The following code shows examples for clFinish
and clWaitForEvents
.
err = clEnqueueTask(command_queue, kernel, 0, NULL, NULL);
// Execution will wait here until all commands in the command queue are finished
clFinish(command_queue);
// Create event, read memory from device, wait for read to complete, verify results
cl_event readevent;
// host memory for output vector
int host_mem_output_ptr[MAX_LENGTH];
//Enqueue ReadBuffer, with associated event object
clEnqueueReadBuffer(command_queue, dev_mem_ptr, CL_TRUE, 0, sizeof(int) * number_of_words,
host_mem_output_ptr, 0, NULL, &readevent );
// Wait for clEnqueueReadBuffer event to finish
clWaitForEvents(1, &readevent);
// After read is complete, verify results
...
Note how the commands are used in the example above:
- The
clFinish
API has been explicitly used to block the host execution until the kernel execution is finished.
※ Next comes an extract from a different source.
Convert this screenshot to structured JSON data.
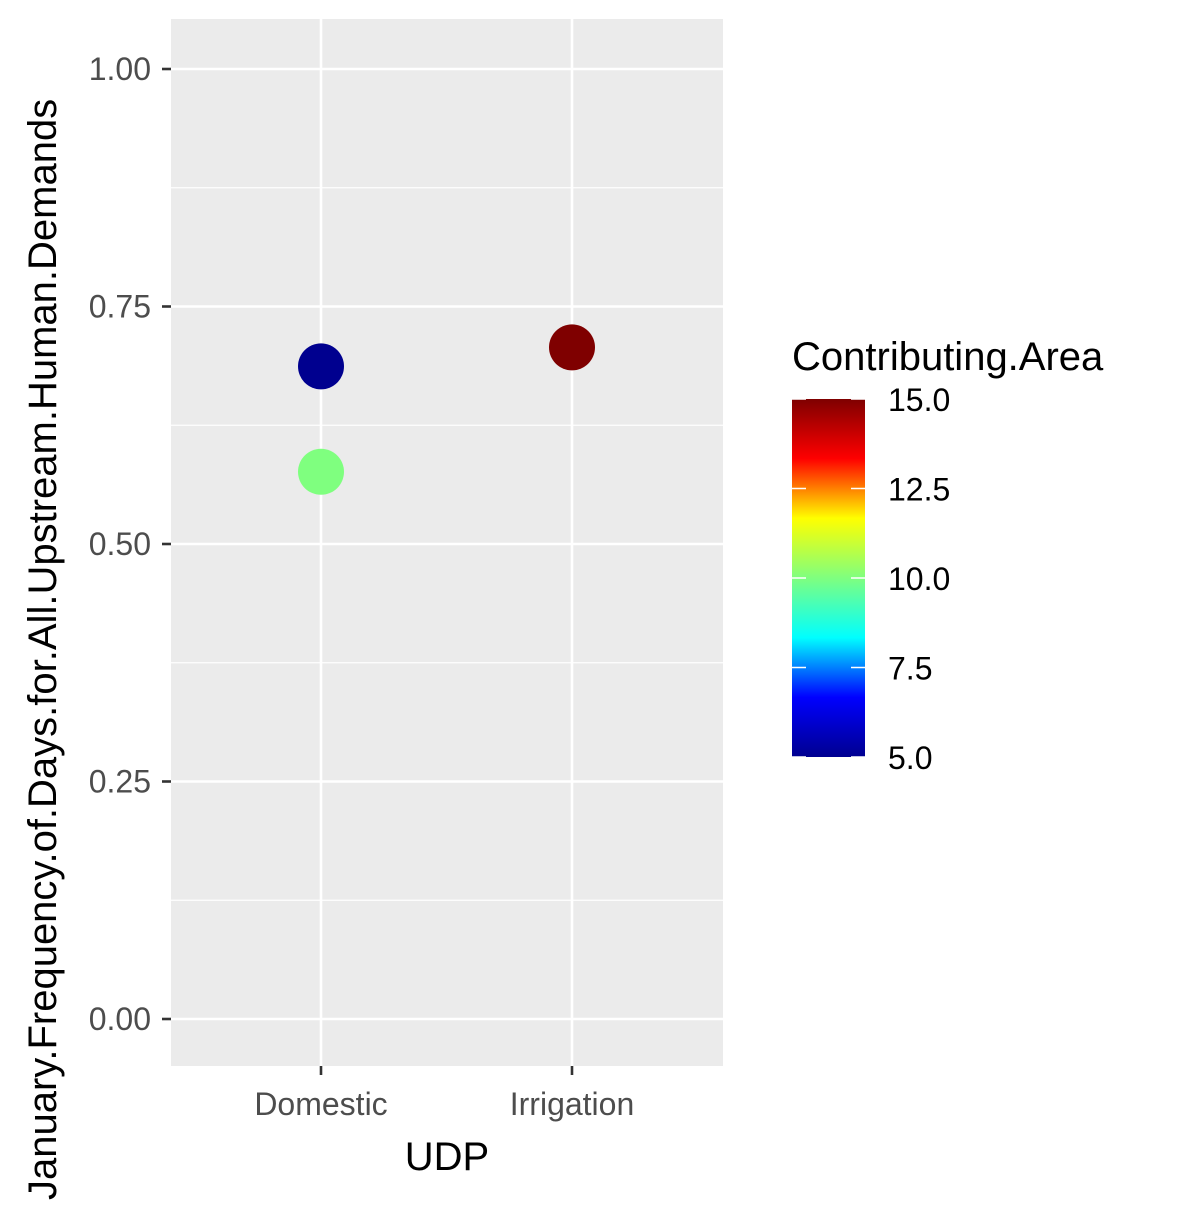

This is necessary otherwise the host can attempt to read back from the FPGA buffer too early and may read garbage data. - The data transfer from FPGA memory to the local host machine is done
through
clEnqueueReadBuffer
. Here the last argument ofclEnqueueReadBuffer
returns an event object that identifies this particular read command, and can be used to query the event, or wait for this particular command to complete. TheclWaitForEvents
command specifies a single event (the readevent), and waits to ensure the data transfer is finished before verifying the data.